Era una boda sencilla, en las afueras de Marsella. No había alfombra roja ni fuegos artificiales, pero había tensión. Mucha.

EL COUSCOUS QUE UNIFICÓ DOS BANDERAS

Era una boda sencilla, en las afueras de Marsella. No había alfombra roja ni fuegos artificiales, pero había tensión. Mucha.

Amina, francesa de origen marroquí, y Youssef, argelino criado en París, se amaban con una ternura que nada podía negar… excepto sus familias.

—Los argelinos son duros —decía la abuela de Amina, removiendo el té con rabia.
—Los marroquíes son orgullosos —decía el padre de Youssef, cruzado de brazos.

Ambas familias habían aceptado asistir, pero no sentarse juntas. Ni compartir platos.

—¿Cómo vamos a servir couscous? ¡Lo hacemos distinto! —protestó la tía Rachida.
—¡El nuestro lleva garbanzos! —gritó el primo Ahmed.
—¡Y el nuestro pasas! ¡Y canela! —respondió indignada la madre de la novia.

La pareja, desesperada, solo encontró una solución: cocinarlo juntos.

El día antes de la boda, Amina y Youssef reunieron a ambas familias en la cocina de una casa alquilada. Prepararon tres ollas de barro, una gran cantidad de sémola, verduras frescas, cordero, garbanzos, pasas, cúrcuma, ras el hanout, canela, pimientos y calabaza. Todos los ingredientes, todos los estilos.

—Hoy no hay banderas —dijo Youssef, mientras pelaba zanahorias—. Solo cucharones.

Al principio, hubo murmullos. Reproches. Miradas torcidas.

Pero cuando el aroma empezó a llenar la casa, el silencio cambió.
Las manos se aflojaron. Los cuchillos se movieron más lentos.

—¿Tu madre le ponía canela al caldo? —preguntó la tía de Youssef.

—Sí. Para el alma —respondió la madre de Amina, sin levantar la vista.

Cuando llegó la hora de amasar la sémola, las risas comenzaron.

—No así, hombre, que la apelmazas —dijo la abuela marroquí, corrigiendo al tío argelino.
—¡Entonces enséñame! —respondió él, con una media sonrisa.

El día de la boda, sirvieron un solo plato.

El couscous era una mezcla imposible de clasificar: tenía lo dulce del norte de Marruecos, el picante de Argelia, la suavidad francesa y el calor de una tregua.

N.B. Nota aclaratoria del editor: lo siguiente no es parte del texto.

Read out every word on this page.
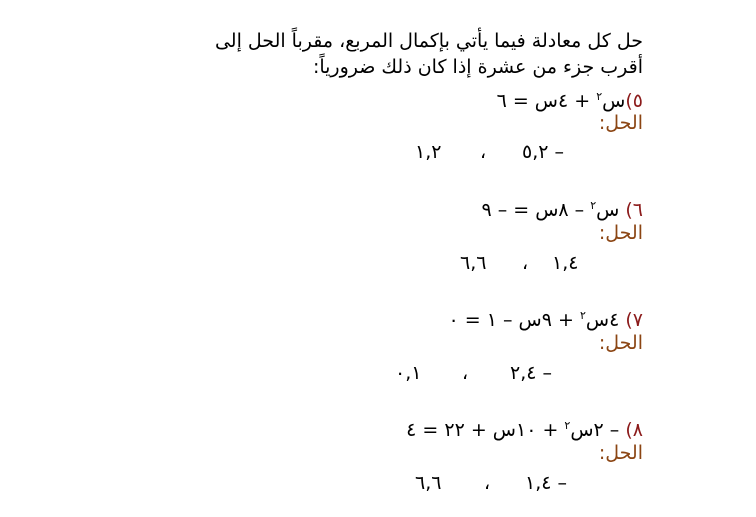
حل كل معادلة فيما يأتي بإكمال المربع، مقرباً الحل إلى
أقرب جزء من عشرة إذا كان ذلك ضرورياً:
٥)س$^٢$ + ٤س = ٦
الحل:
– ٥,٢
،
١,٢
٦) س$^٢$ – ٨س = – ٩
الحل:
١,٤
،
٦,٦
٧) ٤س$^٢$ + ٩س – ١ = ٠
الحل:
– ٢,٤
،
٠,١
٨) – ٢س$^٢$ + ١٠س + ٢٢ = ٤
الحل:
– ١,٤
،
٦,٦
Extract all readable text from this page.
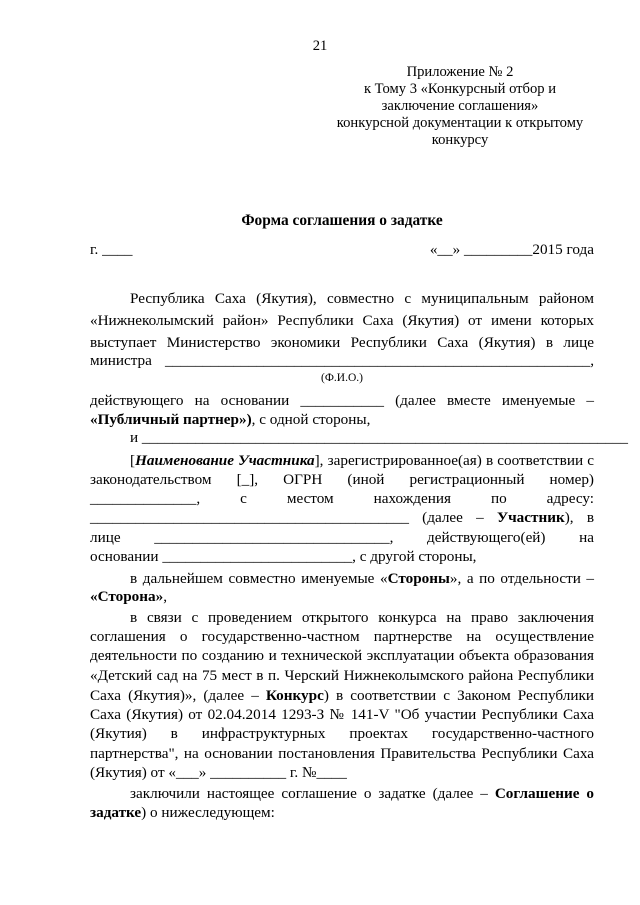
21
Приложение № 2
к Тому 3 «Конкурсный отбор и
заключение соглашения»
конкурсной документации к открытому
конкурсу
Форма соглашения о задатке
г. ____	«__» _________2015 года
Республика Саха (Якутия), совместно с муниципальным районом
«Нижнеколымский район» Республики Саха (Якутия) от имени которых
выступает Министерство экономики Республики Саха (Якутия) в лице
министра ________________________________________________________,
(Ф.И.О.)
действующего на основании ___________ (далее вместе именуемые –
«Публичный партнер»), с одной стороны,
и ________________________________________________________________
[Наименование Участника], зарегистрированное(ая) в соответствии с
законодательством [_], ОГРН (иной регистрационный номер)
______________, с местом нахождения по адресу:
__________________________________________ (далее – Участник), в
лице _______________________________, действующего(ей) на
основании _________________________, с другой стороны,
в дальнейшем совместно именуемые «Стороны», а по отдельности –
«Сторона»,
в связи с проведением открытого конкурса на право заключения
соглашения о государственно-частном партнерстве на осуществление
деятельности по созданию и технической эксплуатации объекта образования
«Детский сад на 75 мест в п. Черский Нижнеколымского района Республики
Саха (Якутия)», (далее – Конкурс) в соответствии с Законом Республики
Саха (Якутия) от 02.04.2014 1293-З № 141-V "Об участии Республики Саха
(Якутия) в инфраструктурных проектах государственно-частного
партнерства", на основании постановления Правительства Республики Саха
(Якутия) от «___» __________ г. №____
заключили настоящее соглашение о задатке (далее – Соглашение о
задатке) о нижеследующем:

Cuando el primer bocado llegó a la mesa, hubo un instante de silencio sagrado. Luego, aplausos espontáneos.

—¿Quién lo cocinó? —preguntó alguien.

—Todos —respondieron los novios al unísono.

Esa noche, por primera vez en décadas, dos familias se sentaron juntas. Compartieron pan, brindis y danzas. Se abrazaron. Lloraron.

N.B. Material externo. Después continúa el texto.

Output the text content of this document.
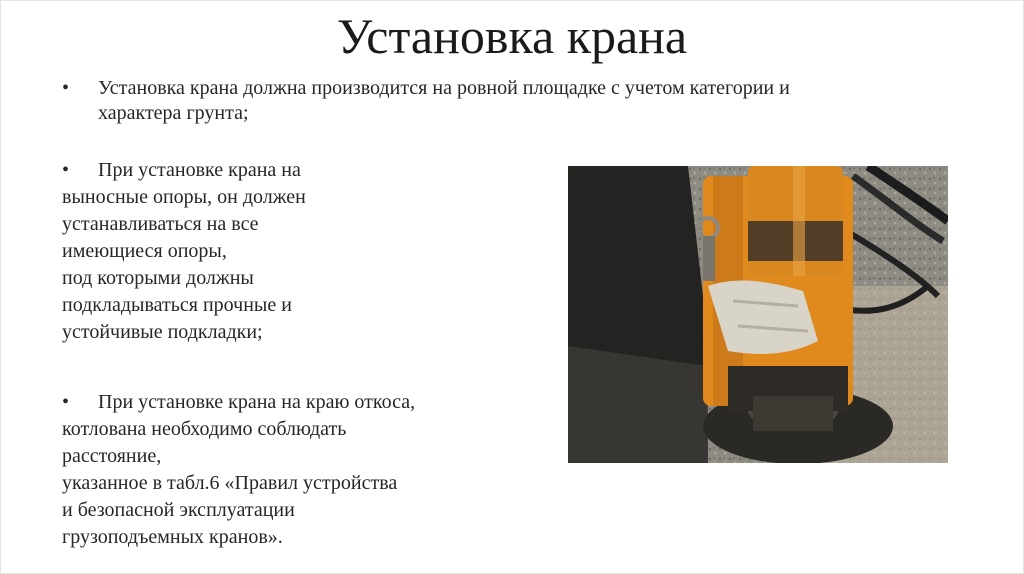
Установка крана
• Установка крана должна производится на ровной площадке с учетом категории и
характера грунта;
• При установке крана на
выносные опоры, он должен
устанавливаться на все
имеющиеся опоры,
под которыми должны
подкладываться прочные и
устойчивые подкладки;
• При установке крана на краю откоса,
котлована необходимо соблюдать
расстояние,
указанное в табл.6 «Правил устройства
и безопасной эксплуатации
грузоподъемных кранов».
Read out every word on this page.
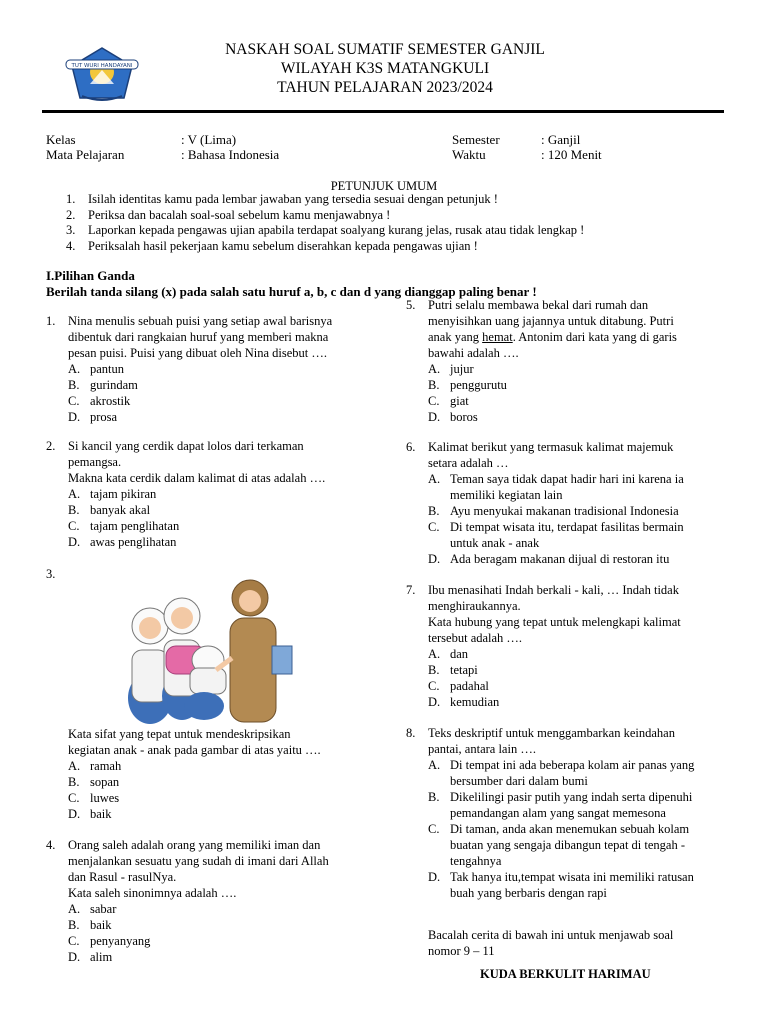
TUT WURI HANDAYANI
NASKAH SOAL SUMATIF SEMESTER GANJIL
WILAYAH K3S MATANGKULI
TAHUN PELAJARAN 2023/2024
Kelas	: V (Lima)
Mata Pelajaran	: Bahasa Indonesia
Semester	: Ganjil
Waktu	: 120 Menit
PETUNJUK UMUM
1.	Isilah identitas kamu pada lembar jawaban yang tersedia sesuai dengan petunjuk !
2.	Periksa dan bacalah soal-soal sebelum kamu menjawabnya !
3.	Laporkan kepada pengawas ujian apabila terdapat soalyang kurang jelas, rusak atau tidak lengkap !
4.	Periksalah hasil pekerjaan kamu sebelum diserahkan kepada pengawas ujian !
I.Pilihan Ganda
Berilah tanda silang (x) pada salah satu huruf a, b, c dan d yang dianggap paling benar !
1. Nina menulis sebuah puisi yang setiap awal barisnya
dibentuk dari rangkaian huruf yang memberi makna
pesan puisi. Puisi yang dibuat oleh Nina disebut ….
A. pantun
B. gurindam
C. akrostik
D. prosa
2. Si kancil yang cerdik dapat lolos dari terkaman
pemangsa.
Makna kata cerdik dalam kalimat di atas adalah ….
A. tajam pikiran
B. banyak akal
C. tajam penglihatan
D. awas penglihatan
3.
Kata sifat yang tepat untuk mendeskripsikan
kegiatan anak - anak pada gambar di atas yaitu ….
A. ramah
B. sopan
C. luwes
D. baik
4. Orang saleh adalah orang yang memiliki iman dan
menjalankan sesuatu yang sudah di imani dari Allah
dan Rasul - rasulNya.
Kata saleh sinonimnya adalah ….
A. sabar
B. baik
C. penyanyang
D. alim
5. Putri selalu membawa bekal dari rumah dan
menyisihkan uang jajannya untuk ditabung. Putri
anak yang hemat. Antonim dari kata yang di garis
bawahi adalah ….
A. jujur
B. penggurutu
C. giat
D. boros
6. Kalimat berikut yang termasuk kalimat majemuk
setara adalah …
A. Teman saya tidak dapat hadir hari ini karena ia
memiliki kegiatan lain
B. Ayu menyukai makanan tradisional Indonesia
C. Di tempat wisata itu, terdapat fasilitas bermain
untuk anak - anak
D. Ada beragam makanan dijual di restoran itu
7. Ibu menasihati Indah berkali - kali, … Indah tidak
menghiraukannya.
Kata hubung yang tepat untuk melengkapi kalimat
tersebut adalah ….
A. dan
B. tetapi
C. padahal
D. kemudian
8. Teks deskriptif untuk menggambarkan keindahan
pantai, antara lain ….
A. Di tempat ini ada beberapa kolam air panas yang
bersumber dari dalam bumi
B. Dikelilingi pasir putih yang indah serta dipenuhi
pemandangan alam yang sangat memesona
C. Di taman, anda akan menemukan sebuah kolam
buatan yang sengaja dibangun tepat di tengah -
tengahnya
D. Tak hanya itu,tempat wisata ini memiliki ratusan
buah yang berbaris dengan rapi
Bacalah cerita di bawah ini untuk menjawab soal
nomor 9 – 11
KUDA BERKULIT HARIMAU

Y antes del postre, alguien gritó:

—¡El couscous ha ganado la guerra!

Desde entonces, cada año, en el aniversario de la boda, repiten la receta. Con risas, con memoria, con orgullo compartido.

El plato se hizo famoso.
Lo bautizaron como “Couscous sin fronteras”.

Y en el restaurante que luego abrieron juntos, hay una frase colgada sobre la cocina:

“Hay ingredientes que no entienden de países, pero sí de corazones que aprenden a mezclarse.